Aussi étonnant que cela puisse paraître, ce comportement n’a pas fini d’intriguer les scientifiques. En janvier 2017, une vidéo d’un jeune macaque japonais ayant une relation sexuelle avec une biche sur cette île japonaise avait fait le tour du monde. Ces images documentaient, pour la première fois, une pratique sexuelle interespèce chez un primate, humain excepté. Un événement exceptionnel, pensait-on, bien qu’on sache désormais qu’il constitue une pratique relativement courante. Près de huit ans plus tard, deux nouvelles études publiées dans les revues scientifiques Primates et Cultural Science publiées fin décembre 2024 proposent des pistes de réflexion autour de ce comportement, dont l’aspect sexuel n’est en réalité qu’une composante parmi d’autres dans la relation entre macaques et cerfs. Pourquoi les macaques font-ils cela, et pourquoi les cerfs l’acceptent-ils ? Quel lien faire avec l’Homme ? Quelques jours plus tard, le 7 janvier dernier, une autre analyse scientifique publiée là encore dans Primates tente d’éclaircir un autre mystère : que signifient ces marques laissées par simple manipulation de pierres et de craies sur le sol par ces macaques ? Le Français Cédric Sueur, éthologue au CNRS, spécialiste des comportements collectifs chez les primates, et à l’origine de ces publications, allant jusqu’à se demander si les humains n’avaient pas commencé à dessiner par accident. "Cela offre une fascinante fenêtre sur l’émergence involontaire du dessin dans notre histoire évolutive", précise-t-il. Entretien.

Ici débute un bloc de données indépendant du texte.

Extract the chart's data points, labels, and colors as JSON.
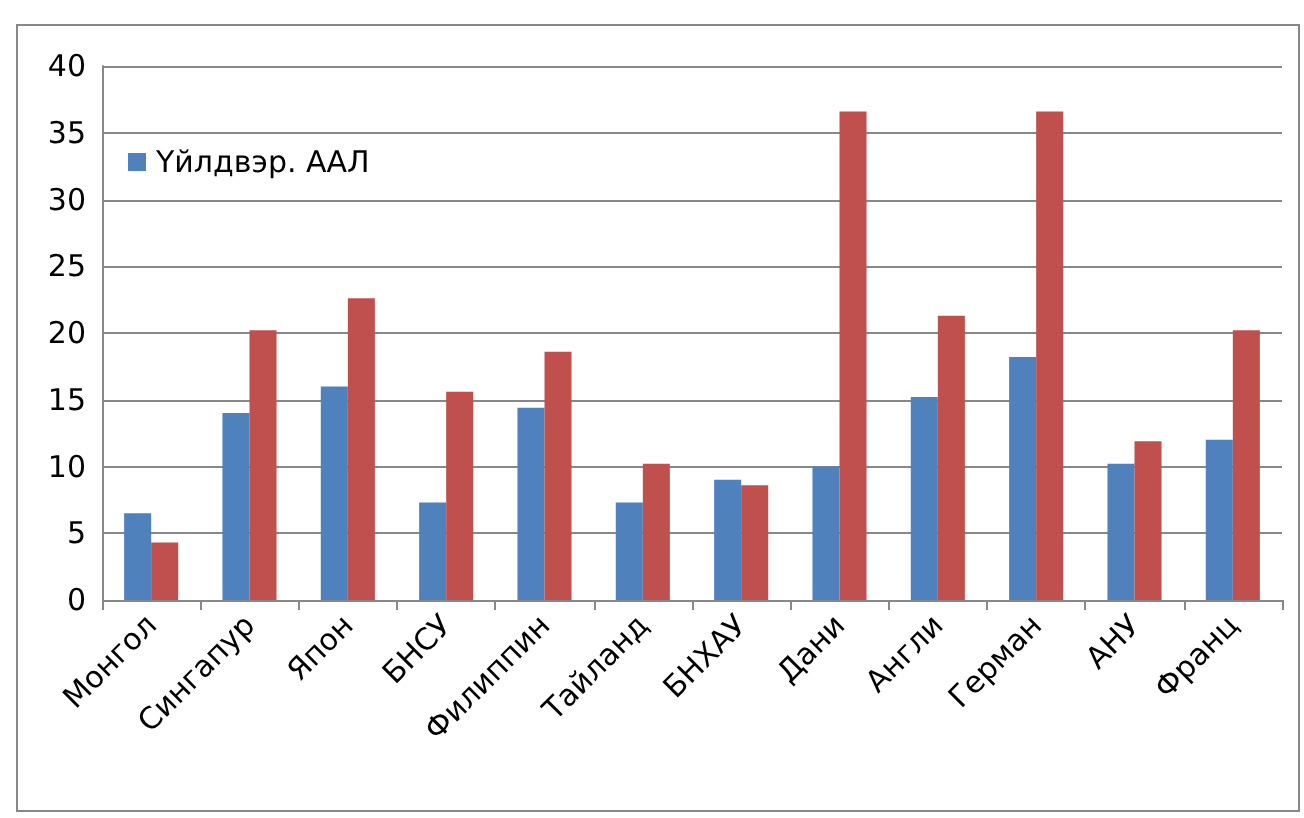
{
  "chart_data": {
    "type": "bar",
    "categories": [
      "Монгол",
      "Сингапур",
      "Япон",
      "БНСУ",
      "Филиппин",
      "Тайланд",
      "БНХАУ",
      "Дани",
      "Англи",
      "Герман",
      "АНУ",
      "Франц"
    ],
    "series": [
      {
        "name": "Үйлдвэр. ААЛ",
        "color": "#4f81bd",
        "values": [
          6.5,
          14,
          16,
          7.3,
          14.4,
          7.3,
          9,
          10,
          15.2,
          18.2,
          10.2,
          12
        ]
      },
      {
        "color": "#c0504d",
        "values": [
          4.3,
          20.2,
          22.6,
          15.6,
          18.6,
          10.2,
          8.6,
          36.6,
          21.3,
          36.6,
          11.9,
          20.2
        ]
      }
    ],
    "ylim": [
      0,
      40
    ],
    "yticks": [
      0,
      5,
      10,
      15,
      20,
      25,
      30,
      35,
      40
    ],
    "grid": "y",
    "legend": "top left"
  }
}
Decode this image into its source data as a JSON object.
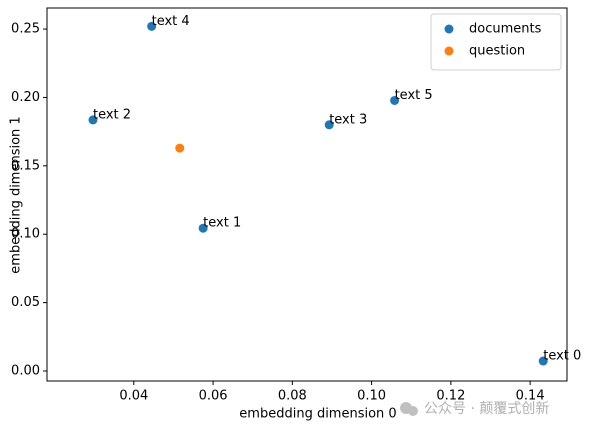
{
  "chart_data": {
    "type": "scatter",
    "xlabel": "embedding dimension 0",
    "ylabel": "embedding dimension 1",
    "xlim": [
      0.0181,
      0.1493
    ],
    "ylim": [
      -0.0073,
      0.2654
    ],
    "xticks": [
      0.04,
      0.06,
      0.08,
      {
        "value": 0.1,
        "label": "0.10"
      },
      0.12,
      0.14
    ],
    "yticks": [
      {
        "value": 0,
        "label": "0.00"
      },
      0.05,
      {
        "value": 0.1,
        "label": "0.10"
      },
      0.15,
      {
        "value": 0.2,
        "label": "0.20"
      },
      0.25
    ],
    "legend": "upper right",
    "series": [
      {
        "name": "documents",
        "color": "#1f77b4",
        "x": [
          0.1433,
          0.0575,
          0.0297,
          0.0893,
          0.0445,
          0.1058
        ],
        "values": [
          0.0073,
          0.1044,
          0.1836,
          0.18,
          0.252,
          0.1978
        ],
        "point_labels": [
          "text 0",
          "text 1",
          "text 2",
          "text 3",
          "text 4",
          "text 5"
        ]
      },
      {
        "name": "question",
        "color": "#ff7f0e",
        "x": [
          0.0516
        ],
        "values": [
          0.163
        ]
      }
    ],
    "watermark": "公众号 · 颠覆式创新"
  }
}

L’Express : Près de huit ans ont passé entre la première observation d’un acte sexuel entre un macaque japonais et un cerf sika, ce qui avait alors fait le tour du monde. Deux études publiées récemment montrent, notamment, que ce comportement n’est qu’une composante des liens qui unissent les singes et les ongulés sur l’île de Yakushima. Quelles sont vos conclusions ?

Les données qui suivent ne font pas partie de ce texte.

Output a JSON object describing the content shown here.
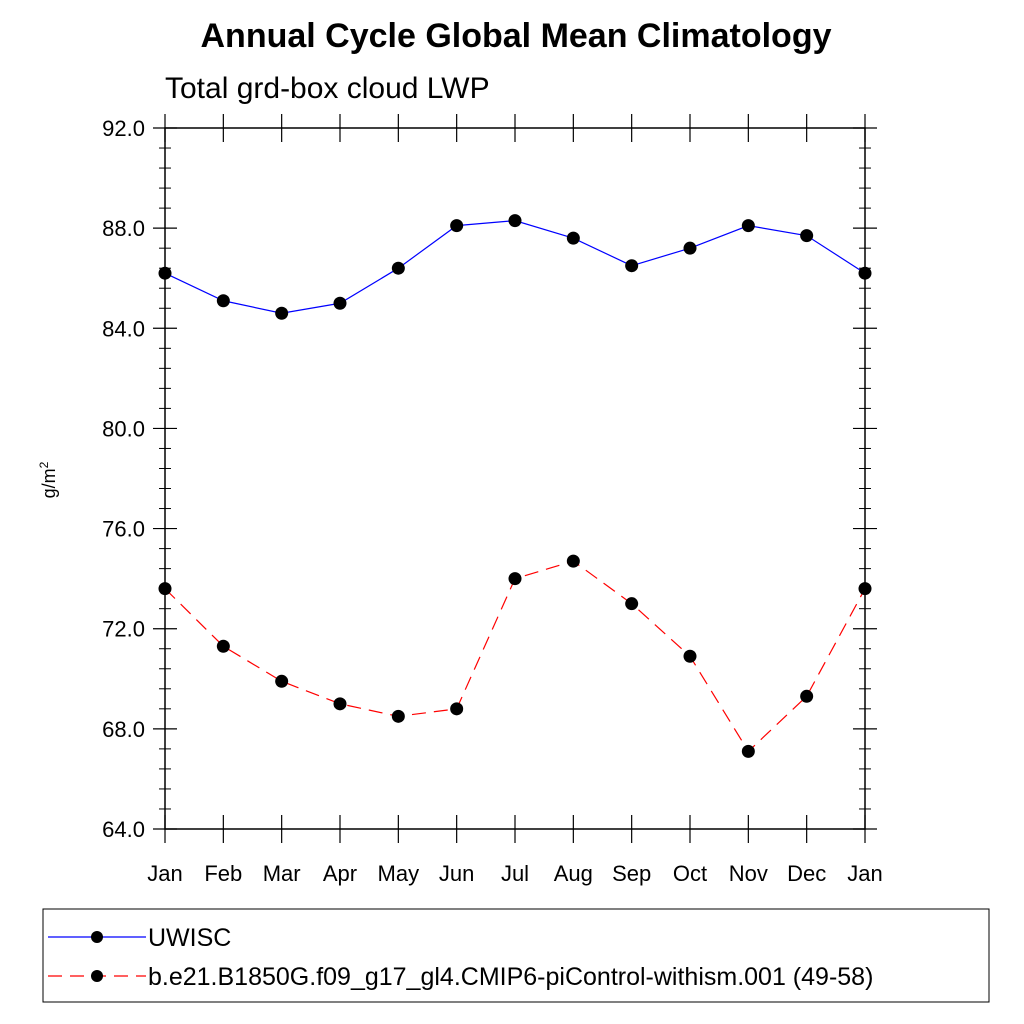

Cédric Sueur : En réalité, cela fait assez longtemps qu’on sait que les macaques font du rodéo sur des cerfs à Yakushima. Le problème, c’est qu’il n’y avait jamais eu d’étude scientifique réalisée sur le temps long qui tenterait de comprendre les avantages de présenter ce comportement pour les macaques et les cerfs. Et c’est ce qu’on a voulu faire. J’ai donc demandé à des chercheurs nippons de m’envoyer leurs vidéos. On a pu en analyser plus d’une vingtaine qui montrent des "rodéos" qui s’étalent sur plusieurs années. En réalité, on pourrait penser que c’est un comportement facilement observable, mais ce n’est pas du tout le cas. Je suis récemment allé à Yakushima pendant cinq jours, et je n’ai pu l’observer que durant deux petites secondes. C’est donc quelque chose d’assez rare.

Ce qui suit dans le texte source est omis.